Efficient Data-Driven Optimization with Noisy Data
Bart P. G. Van Parys
TL;DR
This work addresses data-driven optimization when observations are corrupted by a known noise mechanism. It extends efficient robust prescriptions to the noisy regime by introducing a δ-smoothed large deviations rate, linking the resulting ambigiity sets to entropic optimal transport and providing out-of-sample guarantees. A Strassen-based representation yields tractable finite formulations, complemented by a dual reformulation that reduces variables to be linear in the noisy data size. Under identifiability assumptions and careful decay of the robustness and smoothing parameters, the approach achieves consistency with finite-sample guarantees, offering practically implementable, statistically sound prescriptions for decision-making with noisy data.
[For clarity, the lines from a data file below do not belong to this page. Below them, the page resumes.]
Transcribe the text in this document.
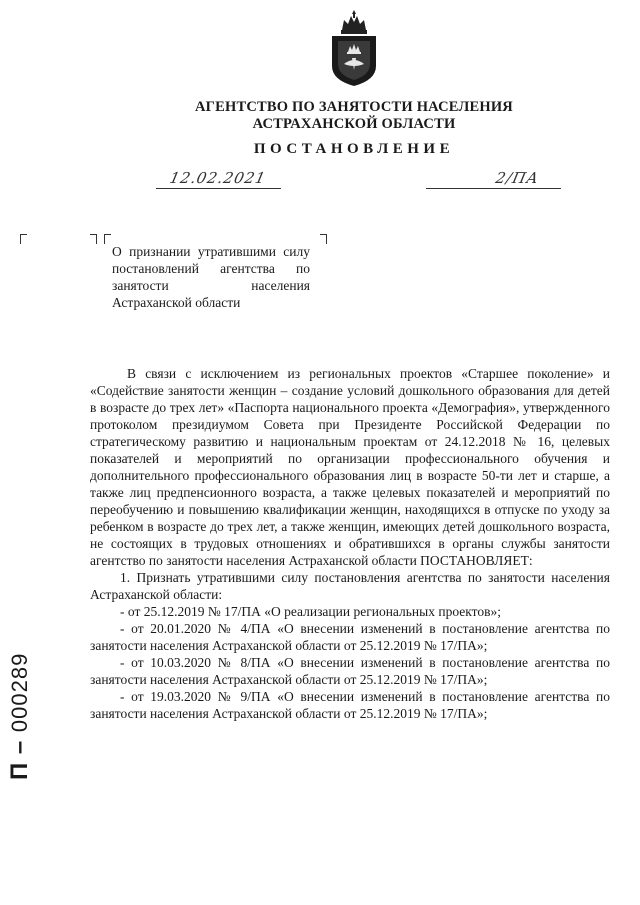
АГЕНТСТВО ПО ЗАНЯТОСТИ НАСЕЛЕНИЯ
АСТРАХАНСКОЙ ОБЛАСТИ
ПОСТАНОВЛЕНИЕ
12.02.2021	2/ПА
О признании утратившими силу постановлений агентства по занятости населения Астраханской области

В связи с исключением из региональных проектов «Старшее поколение» и «Содействие занятости женщин – создание условий дошкольного образования для детей в возрасте до трех лет» «Паспорта национального проекта «Демография», утвержденного протоколом президиумом Совета при Президенте Российской Федерации по стратегическому развитию и национальным проектам от 24.12.2018 № 16, целевых показателей и мероприятий по организации профессионального обучения и дополнительного профессионального образования лиц в возрасте 50-ти лет и старше, а также лиц предпенсионного возраста, а также целевых показателей и мероприятий по переобучению и повышению квалификации женщин, находящихся в отпуске по уходу за ребенком в возрасте до трех лет, а также женщин, имеющих детей дошкольного возраста, не состоящих в трудовых отношениях и обратившихся в органы службы занятости агентство по занятости населения Астраханской области ПОСТАНОВЛЯЕТ:

1. Признать утратившими силу постановления агентства по занятости населения Астраханской области:

- от 25.12.2019 № 17/ПА «О реализации региональных проектов»;

- от 20.01.2020 № 4/ПА «О внесении изменений в постановление агентства по занятости населения Астраханской области от 25.12.2019 № 17/ПА»;

- от 10.03.2020 № 8/ПА «О внесении изменений в постановление агентства по занятости населения Астраханской области от 25.12.2019 № 17/ПА»;

- от 19.03.2020 № 9/ПА «О внесении изменений в постановление агентства по занятости населения Астраханской области от 25.12.2019 № 17/ПА»;

П – 000289
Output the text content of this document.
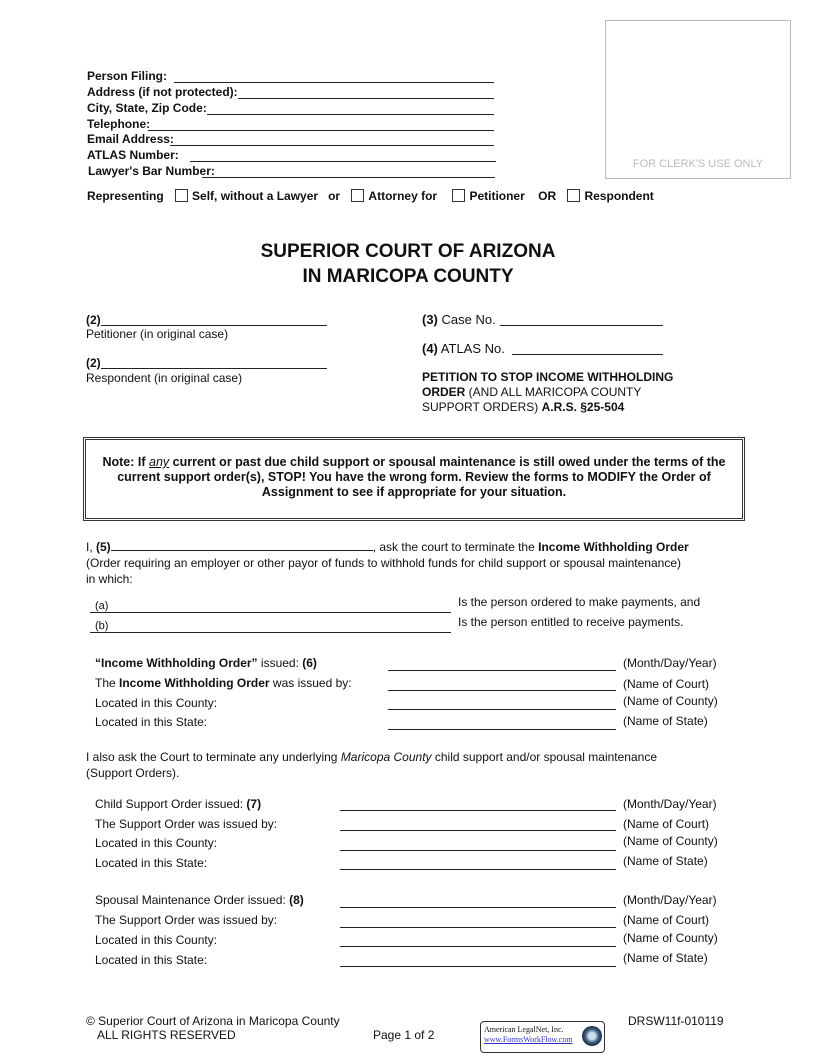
Person Filing:
Address (if not protected):
City, State, Zip Code:
Telephone:
Email Address:
ATLAS Number:
Lawyer's Bar Number:
Representing Self, without a Lawyer or Attorney for	Petitioner OR Respondent
FOR CLERK'S USE ONLY
SUPERIOR COURT OF ARIZONA
IN MARICOPA COUNTY
(2)
Petitioner (in original case)
(2)
Respondent (in original case)
(3) Case No.
(4) ATLAS No.
PETITION TO STOP INCOME WITHHOLDING
ORDER (AND ALL MARICOPA COUNTY
SUPPORT ORDERS) A.R.S. §25-504

Note: If any current or past due child support or spousal maintenance is still owed under the terms of the current support order(s), STOP! You have the wrong form. Review the forms to MODIFY the Order of Assignment to see if appropriate for your situation.

I, (5)	, ask the court to terminate the Income Withholding Order
(Order requiring an employer or other payor of funds to withhold funds for child support or spousal maintenance)
in which:
(a)	Is the person ordered to make payments, and
(b)	Is the person entitled to receive payments.
“Income Withholding Order” issued: (6)	(Month/Day/Year)
The Income Withholding Order was issued by:	(Name of Court)
Located in this County:	(Name of County)
Located in this State:	(Name of State)
I also ask the Court to terminate any underlying Maricopa County child support and/or spousal maintenance
(Support Orders).
Child Support Order issued: (7)	(Month/Day/Year)
The Support Order was issued by:	(Name of Court)
Located in this County:	(Name of County)
Located in this State:	(Name of State)
Spousal Maintenance Order issued: (8)	(Month/Day/Year)
The Support Order was issued by:	(Name of Court)
Located in this County:	(Name of County)
Located in this State:	(Name of State)
© Superior Court of Arizona in Maricopa County
ALL RIGHTS RESERVED	Page 1 of 2	American LegalNet, Inc.
www.FormsWorkFlow.com
DRSW11f-010119
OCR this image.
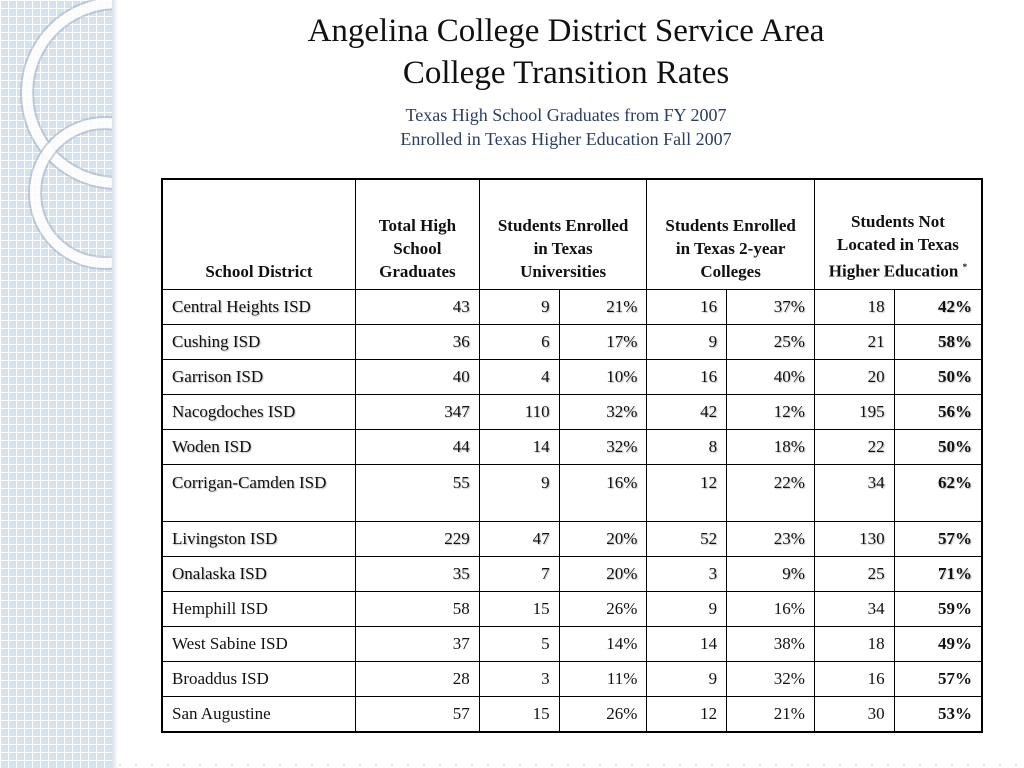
Angelina College District Service Area
College Transition Rates
Texas High School Graduates from FY 2007
Enrolled in Texas Higher Education Fall 2007
School District	Total High School Graduates	Students Enrolled in Texas Universities		Students Enrolled in Texas 2-year Colleges		Students Not Located in Texas Higher Education *
Central Heights ISD	43	9	21%	16	37%	18	42%
Cushing ISD	36	6	17%	9	25%	21	58%
Garrison ISD	40	4	10%	16	40%	20	50%
Nacogdoches ISD	347	110	32%	42	12%	195	56%
Woden ISD	44	14	32%	8	18%	22	50%
Corrigan-Camden ISD	55	9	16%	12	22%	34	62%
Livingston ISD	229	47	20%	52	23%	130	57%
Onalaska ISD	35	7	20%	3	9%	25	71%
Hemphill ISD	58	15	26%	9	16%	34	59%
West Sabine ISD	37	5	14%	14	38%	18	49%
Broaddus ISD	28	3	11%	9	32%	16	57%
San Augustine	57	15	26%	12	21%	30	53%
The framework thus provides a principled, efficient alternative to naive sample-average methods in settings with measurement noise and nontrivial observation operators.
Abstract
Classical Kullback-Leibler or entropic distances are known to enjoy certain desirable statistical properties in the context of decision-making with noiseless data. However, in most practical situations the data available to a decision maker is subject to a certain amount of measurement noise. We hence study here data-driven prescription problems in which the data is corrupted by a known noise source. We derive efficient data-driven formulations in this noisy regime and indicate that they enjoy an entropic optimal transport interpretation. Finally, we show that these efficient robust formulations are tractable in several interesting settings by exploiting a classical representation result by Strassen.